Elongator Protein 3 (ELP3) is the catalytic subunit of the highly conserved Elongator complex (Winkler et al. 2001, Hawkes et al. 2002, Li et al. 2005). This unstable six-subunit complex consists of two discrete three-subunit subcomplexes (Winkler et al. 2001). The core Elongator complex (Otero et al. 1999) contains IKBKAP, ELP2 and ELP3. ELP3 has motifs characteristic of the GCN5-related GNAT family of histone acetyltransferases (HATs), but the core Elongator complex has no intrinsic HAT activity, requiring the presence of a complex of Elp4, Elp5, and Elp6 proteins (Winkler et al. 2001).
Elongator complex is directed specifically toward the N-terminal tails of histones H3 and H4, favouring acetylation at lysine-14 (K14) of histone H3 and lysine-8 (K8) of histone H4 (Winkler et al. 2002).
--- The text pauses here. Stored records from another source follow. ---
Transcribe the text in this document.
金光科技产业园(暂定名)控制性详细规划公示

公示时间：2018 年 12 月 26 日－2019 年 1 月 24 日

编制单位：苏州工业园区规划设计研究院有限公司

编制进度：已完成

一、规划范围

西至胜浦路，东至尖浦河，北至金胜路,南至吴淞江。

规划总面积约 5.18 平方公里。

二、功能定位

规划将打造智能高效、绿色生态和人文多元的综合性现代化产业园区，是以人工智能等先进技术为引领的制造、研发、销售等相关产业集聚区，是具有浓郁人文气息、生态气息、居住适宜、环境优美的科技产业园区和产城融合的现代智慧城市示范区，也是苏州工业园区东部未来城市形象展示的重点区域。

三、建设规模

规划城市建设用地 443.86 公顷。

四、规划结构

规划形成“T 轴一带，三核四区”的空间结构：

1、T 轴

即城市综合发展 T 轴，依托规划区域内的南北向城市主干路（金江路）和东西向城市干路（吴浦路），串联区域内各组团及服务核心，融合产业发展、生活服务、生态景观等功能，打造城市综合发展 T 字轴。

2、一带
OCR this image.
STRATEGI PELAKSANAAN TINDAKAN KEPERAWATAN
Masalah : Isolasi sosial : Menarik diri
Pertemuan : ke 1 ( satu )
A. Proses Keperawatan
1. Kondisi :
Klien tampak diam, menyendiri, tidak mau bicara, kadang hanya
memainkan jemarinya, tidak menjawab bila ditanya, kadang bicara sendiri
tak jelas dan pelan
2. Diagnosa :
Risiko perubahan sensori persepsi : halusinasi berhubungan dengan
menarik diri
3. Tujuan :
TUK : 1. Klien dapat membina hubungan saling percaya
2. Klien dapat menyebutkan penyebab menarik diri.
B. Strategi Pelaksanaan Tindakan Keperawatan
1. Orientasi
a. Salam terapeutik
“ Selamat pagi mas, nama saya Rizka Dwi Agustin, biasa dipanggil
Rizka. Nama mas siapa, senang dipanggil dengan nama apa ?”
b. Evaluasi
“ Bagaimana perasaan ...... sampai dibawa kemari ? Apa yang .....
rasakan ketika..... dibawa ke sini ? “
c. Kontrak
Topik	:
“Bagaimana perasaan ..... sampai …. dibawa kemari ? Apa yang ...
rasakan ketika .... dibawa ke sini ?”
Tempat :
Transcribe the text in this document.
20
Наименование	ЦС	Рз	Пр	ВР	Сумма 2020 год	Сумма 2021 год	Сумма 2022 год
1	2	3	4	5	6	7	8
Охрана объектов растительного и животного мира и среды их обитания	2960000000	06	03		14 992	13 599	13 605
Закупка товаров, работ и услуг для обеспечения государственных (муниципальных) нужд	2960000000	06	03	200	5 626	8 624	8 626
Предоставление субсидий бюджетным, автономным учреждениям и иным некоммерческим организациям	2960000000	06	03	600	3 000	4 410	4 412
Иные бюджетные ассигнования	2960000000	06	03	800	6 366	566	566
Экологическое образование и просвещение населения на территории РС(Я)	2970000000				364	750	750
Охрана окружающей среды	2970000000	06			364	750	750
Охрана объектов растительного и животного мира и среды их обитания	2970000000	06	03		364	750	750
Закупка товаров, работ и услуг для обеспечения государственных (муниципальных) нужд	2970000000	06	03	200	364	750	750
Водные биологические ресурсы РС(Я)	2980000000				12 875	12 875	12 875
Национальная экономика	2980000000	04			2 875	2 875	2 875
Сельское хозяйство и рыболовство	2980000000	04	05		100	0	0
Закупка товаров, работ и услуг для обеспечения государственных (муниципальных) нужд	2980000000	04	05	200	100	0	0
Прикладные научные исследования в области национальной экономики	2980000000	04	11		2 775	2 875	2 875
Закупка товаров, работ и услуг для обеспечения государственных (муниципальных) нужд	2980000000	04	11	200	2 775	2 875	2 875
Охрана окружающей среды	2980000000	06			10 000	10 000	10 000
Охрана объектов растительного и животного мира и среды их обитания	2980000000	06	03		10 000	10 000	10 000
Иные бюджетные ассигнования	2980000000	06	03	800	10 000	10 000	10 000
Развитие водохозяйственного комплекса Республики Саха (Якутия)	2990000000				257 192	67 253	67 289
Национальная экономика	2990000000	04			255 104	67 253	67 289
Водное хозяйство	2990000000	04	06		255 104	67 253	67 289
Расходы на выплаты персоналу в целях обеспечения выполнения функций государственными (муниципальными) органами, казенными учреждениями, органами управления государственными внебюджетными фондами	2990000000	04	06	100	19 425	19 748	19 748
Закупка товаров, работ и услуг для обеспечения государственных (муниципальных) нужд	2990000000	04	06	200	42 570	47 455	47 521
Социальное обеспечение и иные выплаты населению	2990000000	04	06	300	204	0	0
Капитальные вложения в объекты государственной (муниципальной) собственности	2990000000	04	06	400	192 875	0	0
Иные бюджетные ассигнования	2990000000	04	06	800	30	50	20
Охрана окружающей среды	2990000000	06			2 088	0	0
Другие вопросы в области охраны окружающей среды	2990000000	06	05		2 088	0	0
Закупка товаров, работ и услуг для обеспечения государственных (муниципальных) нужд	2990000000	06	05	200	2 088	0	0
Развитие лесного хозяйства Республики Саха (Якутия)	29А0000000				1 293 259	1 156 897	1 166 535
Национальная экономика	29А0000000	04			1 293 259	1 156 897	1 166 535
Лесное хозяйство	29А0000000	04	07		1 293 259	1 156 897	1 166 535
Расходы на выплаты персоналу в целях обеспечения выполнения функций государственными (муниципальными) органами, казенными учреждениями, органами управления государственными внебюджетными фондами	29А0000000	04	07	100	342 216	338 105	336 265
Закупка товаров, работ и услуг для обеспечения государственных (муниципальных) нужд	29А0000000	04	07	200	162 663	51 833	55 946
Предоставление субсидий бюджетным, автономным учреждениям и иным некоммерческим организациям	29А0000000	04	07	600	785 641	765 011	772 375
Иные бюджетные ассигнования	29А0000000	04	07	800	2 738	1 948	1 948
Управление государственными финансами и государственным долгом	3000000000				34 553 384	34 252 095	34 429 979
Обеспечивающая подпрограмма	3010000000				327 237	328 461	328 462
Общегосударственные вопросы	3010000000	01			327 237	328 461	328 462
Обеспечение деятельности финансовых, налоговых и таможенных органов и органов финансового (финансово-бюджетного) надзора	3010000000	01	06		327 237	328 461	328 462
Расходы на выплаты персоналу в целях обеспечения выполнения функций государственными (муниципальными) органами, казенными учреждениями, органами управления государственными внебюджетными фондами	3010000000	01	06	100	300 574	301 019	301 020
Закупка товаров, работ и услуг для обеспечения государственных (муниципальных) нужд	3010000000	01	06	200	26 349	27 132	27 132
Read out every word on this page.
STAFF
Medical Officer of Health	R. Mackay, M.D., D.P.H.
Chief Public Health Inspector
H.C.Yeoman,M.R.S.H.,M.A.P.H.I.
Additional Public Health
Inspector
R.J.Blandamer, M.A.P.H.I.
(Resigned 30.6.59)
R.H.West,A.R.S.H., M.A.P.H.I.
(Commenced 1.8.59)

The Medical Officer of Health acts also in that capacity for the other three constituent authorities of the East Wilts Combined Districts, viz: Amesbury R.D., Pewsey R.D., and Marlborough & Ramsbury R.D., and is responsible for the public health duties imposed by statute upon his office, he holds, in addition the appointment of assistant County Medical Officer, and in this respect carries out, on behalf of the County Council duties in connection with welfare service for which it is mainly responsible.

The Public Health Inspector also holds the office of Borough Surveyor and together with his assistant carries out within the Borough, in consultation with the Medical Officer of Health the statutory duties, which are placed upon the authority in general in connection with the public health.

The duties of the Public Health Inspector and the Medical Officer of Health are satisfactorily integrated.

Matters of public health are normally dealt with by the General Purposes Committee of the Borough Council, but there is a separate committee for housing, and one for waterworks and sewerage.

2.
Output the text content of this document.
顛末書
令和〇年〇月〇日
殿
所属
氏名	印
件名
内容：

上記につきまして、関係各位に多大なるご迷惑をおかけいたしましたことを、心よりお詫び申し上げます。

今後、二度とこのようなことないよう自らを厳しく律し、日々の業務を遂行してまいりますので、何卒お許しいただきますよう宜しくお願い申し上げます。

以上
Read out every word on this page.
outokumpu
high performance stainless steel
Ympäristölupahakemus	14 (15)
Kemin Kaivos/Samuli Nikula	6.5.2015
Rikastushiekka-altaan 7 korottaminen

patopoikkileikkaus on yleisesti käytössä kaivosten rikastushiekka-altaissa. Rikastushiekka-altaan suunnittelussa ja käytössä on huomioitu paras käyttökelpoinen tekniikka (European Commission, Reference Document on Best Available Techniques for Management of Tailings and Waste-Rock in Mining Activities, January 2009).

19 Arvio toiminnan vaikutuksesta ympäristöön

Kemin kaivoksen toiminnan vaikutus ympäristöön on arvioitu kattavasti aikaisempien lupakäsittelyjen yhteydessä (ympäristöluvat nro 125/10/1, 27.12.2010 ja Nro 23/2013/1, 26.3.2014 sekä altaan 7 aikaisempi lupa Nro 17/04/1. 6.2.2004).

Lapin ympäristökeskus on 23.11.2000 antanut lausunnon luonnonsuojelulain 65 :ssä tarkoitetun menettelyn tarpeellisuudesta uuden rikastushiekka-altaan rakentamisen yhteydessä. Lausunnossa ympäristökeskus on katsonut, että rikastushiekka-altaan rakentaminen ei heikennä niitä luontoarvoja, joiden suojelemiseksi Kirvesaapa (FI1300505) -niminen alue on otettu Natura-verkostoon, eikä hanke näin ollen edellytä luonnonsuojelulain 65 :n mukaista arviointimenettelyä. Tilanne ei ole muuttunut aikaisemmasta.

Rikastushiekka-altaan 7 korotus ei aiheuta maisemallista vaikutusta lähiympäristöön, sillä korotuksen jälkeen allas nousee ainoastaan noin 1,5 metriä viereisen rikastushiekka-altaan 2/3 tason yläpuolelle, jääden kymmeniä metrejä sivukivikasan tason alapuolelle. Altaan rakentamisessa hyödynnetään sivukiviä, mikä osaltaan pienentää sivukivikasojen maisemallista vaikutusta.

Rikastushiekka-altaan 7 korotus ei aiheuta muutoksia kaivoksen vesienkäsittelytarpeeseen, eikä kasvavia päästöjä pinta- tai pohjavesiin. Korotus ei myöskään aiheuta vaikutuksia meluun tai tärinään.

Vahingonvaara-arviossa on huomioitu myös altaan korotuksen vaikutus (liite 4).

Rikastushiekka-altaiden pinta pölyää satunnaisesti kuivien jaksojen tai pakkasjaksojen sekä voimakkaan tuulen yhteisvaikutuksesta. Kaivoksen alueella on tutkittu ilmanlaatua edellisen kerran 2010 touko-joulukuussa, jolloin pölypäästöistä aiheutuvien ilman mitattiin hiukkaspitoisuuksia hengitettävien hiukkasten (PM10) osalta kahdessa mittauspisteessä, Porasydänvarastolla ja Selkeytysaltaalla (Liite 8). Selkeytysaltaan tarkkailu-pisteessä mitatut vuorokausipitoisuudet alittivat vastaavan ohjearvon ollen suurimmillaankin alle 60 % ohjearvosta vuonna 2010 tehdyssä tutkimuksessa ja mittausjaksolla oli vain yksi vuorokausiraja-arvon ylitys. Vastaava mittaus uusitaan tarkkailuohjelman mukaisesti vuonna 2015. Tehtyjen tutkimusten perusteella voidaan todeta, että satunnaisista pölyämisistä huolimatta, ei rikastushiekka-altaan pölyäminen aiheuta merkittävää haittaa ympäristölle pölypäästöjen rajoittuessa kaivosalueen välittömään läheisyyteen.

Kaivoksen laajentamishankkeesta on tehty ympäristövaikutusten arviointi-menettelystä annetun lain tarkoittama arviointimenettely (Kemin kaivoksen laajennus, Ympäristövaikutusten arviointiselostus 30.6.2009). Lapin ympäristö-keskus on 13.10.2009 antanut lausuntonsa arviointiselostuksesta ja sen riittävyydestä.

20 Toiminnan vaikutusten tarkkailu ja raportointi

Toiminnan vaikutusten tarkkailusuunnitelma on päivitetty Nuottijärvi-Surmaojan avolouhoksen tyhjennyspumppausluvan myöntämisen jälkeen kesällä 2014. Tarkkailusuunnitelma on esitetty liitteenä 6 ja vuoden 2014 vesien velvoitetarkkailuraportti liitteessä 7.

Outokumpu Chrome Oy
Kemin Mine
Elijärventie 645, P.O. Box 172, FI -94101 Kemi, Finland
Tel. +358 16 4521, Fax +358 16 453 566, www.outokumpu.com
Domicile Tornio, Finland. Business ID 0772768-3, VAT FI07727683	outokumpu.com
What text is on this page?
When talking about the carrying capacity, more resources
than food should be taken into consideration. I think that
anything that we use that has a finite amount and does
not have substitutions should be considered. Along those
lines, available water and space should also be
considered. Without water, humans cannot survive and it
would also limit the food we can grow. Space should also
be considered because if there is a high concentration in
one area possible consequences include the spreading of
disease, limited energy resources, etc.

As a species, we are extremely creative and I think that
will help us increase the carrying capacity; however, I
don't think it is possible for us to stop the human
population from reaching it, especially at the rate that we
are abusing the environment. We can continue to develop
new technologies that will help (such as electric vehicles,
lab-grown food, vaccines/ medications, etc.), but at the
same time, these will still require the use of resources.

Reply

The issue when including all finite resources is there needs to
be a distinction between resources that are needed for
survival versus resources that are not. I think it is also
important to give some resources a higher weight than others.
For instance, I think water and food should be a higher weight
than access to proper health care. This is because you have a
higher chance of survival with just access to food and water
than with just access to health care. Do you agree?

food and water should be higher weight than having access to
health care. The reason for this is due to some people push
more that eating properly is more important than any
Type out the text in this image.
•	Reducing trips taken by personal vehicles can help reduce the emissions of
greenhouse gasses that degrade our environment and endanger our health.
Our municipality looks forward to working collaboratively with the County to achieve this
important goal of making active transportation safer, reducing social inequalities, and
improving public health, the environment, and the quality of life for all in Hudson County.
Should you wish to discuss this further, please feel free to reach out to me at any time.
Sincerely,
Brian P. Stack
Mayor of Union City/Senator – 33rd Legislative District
Yeast Elp3 nulls exhibit slow activation of certain genes and defects in histone H3 acetylation patterns essential for gene activation (Kristjuhan et al. 2002, Winkler et al. 2002, Kristjuhan & Svejstrup 2004). Elp3 is essential for the association of Elongator with nascent RNA in vivo (Petrakis et al. 2004; Svejstrup 2007).
Misregulation of ELP3 is implicated in human disorders that affect neuronal function, including familial dysautonomia (FD), an autosomal recessive neurodevelopmental disease characterized by degeneration of the sensory and autonomic nervous system (Slaugenhaupt & Gusella 2002, Simpson et al. 2009), and the motor neuron degenerative disorder amyotrophic lateral sclerosis (ALS) (Wallis et al. 2008). In mammalian cells Elp3 is essential for promoting transcription-activating histone H3 acetylation in the coding regions of certain neuronal cell motility genes (Close et al. 2006).